Rafle de VENISSIEUX un jour d’été 1942

26 août 1942 : le gouvernement de Vichy a promis l’arrestation de 10 000 juifs apatrides réfugiés en zone libre.

Ce même jour ce sont 6584 adultes et enfants qui sont donc arrêtés, puis dirigés vers Drancy lieu de regroupement pour être ensuite déportés à Auschwitz.

Pourquoi ?

5 août 1942: une circulaire demande l’arrestation de tous les juifs venus en France après le 1er janvier 1936 (toutes nationalités) sauf ceux qui pourraient bénéficier d’une exemption (femme enceinte, plus de 60 ans, parents avec enfant de moins de 2 ans, conjoint ou enfant français et personnes trop handicapées).

L’occupant en demande 20 000 Vichy en propose 10 000 et sans aucun français. Hélas Pierre LAVAL1 impose de ne pas séparer les enfants des parents.
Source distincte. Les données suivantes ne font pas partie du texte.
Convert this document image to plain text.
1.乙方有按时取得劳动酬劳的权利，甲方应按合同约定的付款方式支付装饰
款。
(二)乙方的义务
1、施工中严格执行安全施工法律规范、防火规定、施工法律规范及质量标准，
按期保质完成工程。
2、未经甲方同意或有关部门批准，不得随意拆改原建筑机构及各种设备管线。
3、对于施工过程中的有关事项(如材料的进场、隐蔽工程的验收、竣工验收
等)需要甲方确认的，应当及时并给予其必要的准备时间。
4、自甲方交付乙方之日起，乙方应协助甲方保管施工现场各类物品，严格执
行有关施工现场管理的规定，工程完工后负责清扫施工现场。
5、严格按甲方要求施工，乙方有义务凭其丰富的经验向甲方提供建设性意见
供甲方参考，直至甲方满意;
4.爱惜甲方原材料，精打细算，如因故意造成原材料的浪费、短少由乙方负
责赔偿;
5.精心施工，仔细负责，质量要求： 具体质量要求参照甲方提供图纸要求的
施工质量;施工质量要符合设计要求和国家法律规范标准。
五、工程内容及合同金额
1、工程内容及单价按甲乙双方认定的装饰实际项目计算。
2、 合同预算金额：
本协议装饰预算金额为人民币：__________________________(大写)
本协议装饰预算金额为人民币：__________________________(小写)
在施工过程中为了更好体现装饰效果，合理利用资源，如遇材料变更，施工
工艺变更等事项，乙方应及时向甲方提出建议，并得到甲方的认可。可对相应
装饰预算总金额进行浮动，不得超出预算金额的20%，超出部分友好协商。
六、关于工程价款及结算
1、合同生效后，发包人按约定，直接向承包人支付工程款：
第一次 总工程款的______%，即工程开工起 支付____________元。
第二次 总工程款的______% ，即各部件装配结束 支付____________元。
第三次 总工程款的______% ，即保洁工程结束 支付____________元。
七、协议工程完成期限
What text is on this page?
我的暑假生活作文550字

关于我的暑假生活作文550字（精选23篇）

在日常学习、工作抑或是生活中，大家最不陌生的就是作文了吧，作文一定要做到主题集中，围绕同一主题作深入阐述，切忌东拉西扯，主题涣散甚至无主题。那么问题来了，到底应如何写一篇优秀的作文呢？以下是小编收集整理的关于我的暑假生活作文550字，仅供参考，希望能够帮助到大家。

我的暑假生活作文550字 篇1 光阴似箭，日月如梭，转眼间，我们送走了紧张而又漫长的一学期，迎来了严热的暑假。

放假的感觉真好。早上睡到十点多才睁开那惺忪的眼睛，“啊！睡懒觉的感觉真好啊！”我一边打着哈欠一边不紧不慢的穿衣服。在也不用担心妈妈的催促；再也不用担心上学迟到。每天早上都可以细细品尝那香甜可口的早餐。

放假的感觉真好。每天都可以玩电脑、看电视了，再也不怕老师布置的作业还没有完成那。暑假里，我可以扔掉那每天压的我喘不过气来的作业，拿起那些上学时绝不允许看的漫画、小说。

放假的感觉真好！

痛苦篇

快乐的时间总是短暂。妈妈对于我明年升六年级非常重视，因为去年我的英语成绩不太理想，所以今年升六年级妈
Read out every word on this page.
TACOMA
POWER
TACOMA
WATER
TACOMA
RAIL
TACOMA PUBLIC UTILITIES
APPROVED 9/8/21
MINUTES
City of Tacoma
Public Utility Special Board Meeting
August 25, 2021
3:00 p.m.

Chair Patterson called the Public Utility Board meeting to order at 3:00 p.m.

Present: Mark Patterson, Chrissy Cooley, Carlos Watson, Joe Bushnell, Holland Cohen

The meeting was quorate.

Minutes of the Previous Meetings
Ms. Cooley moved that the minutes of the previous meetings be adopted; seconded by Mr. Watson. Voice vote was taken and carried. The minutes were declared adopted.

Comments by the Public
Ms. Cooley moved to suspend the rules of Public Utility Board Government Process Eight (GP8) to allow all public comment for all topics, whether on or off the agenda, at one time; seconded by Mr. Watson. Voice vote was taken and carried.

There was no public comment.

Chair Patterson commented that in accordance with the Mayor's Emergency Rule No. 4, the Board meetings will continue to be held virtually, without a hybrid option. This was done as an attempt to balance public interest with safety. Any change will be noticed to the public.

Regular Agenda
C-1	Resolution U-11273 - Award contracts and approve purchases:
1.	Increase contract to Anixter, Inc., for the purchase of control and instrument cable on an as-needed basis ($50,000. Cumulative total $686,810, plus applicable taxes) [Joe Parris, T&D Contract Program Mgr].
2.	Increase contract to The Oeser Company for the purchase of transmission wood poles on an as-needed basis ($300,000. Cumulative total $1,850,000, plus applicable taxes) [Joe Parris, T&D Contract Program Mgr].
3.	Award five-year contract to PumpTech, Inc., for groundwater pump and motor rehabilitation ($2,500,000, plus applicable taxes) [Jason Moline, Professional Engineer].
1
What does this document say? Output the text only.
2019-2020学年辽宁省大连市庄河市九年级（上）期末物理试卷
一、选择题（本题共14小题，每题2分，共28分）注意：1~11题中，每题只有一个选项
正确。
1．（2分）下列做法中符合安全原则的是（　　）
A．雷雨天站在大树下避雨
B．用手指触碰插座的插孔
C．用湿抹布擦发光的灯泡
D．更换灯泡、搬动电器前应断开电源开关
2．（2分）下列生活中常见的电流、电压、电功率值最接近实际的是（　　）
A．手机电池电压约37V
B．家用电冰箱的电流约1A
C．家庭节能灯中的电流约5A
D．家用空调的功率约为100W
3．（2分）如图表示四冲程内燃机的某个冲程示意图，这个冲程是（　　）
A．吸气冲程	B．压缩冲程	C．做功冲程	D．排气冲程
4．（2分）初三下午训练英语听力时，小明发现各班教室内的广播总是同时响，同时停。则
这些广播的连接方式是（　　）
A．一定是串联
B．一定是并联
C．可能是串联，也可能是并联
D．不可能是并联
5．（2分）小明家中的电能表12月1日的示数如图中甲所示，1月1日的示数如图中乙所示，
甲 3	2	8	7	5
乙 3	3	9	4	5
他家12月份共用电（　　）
La rafle est prévue en région lyonnaise, le préfet Alexandre Angeli est chargé de cette mission. Il réquisitionne donc, près de Saint-Fons, le camp de Vénissieux, ancien camp militaire situé 25/27 avenue de la République, pour y installer les personnes raflées. Dans ce camp sont déjà hébergés, mais mal, des MOI2.

 

27 août 1942. L’arrivée à Vénissieux des autocars remplis de Juifs étrangers raflés dans la région. Policiers ou gendarmes encadrent l’opération.
CREDIT : Fonds des Fils et Filles des déportés juifs de France, Serge Klarsfeld

 

photo « mémoires de guerre »

 

 les détenus du camp (photo « le Progrès de Lyon »

Sont donc arrêtés par la police française 1046 personnes. Il faut faire le tri en vertu des cas d’exemption (critères § 2 ci-dessus). Ce sera le rôle de René Angeli et de René Cussonsac commissaires lyonnais.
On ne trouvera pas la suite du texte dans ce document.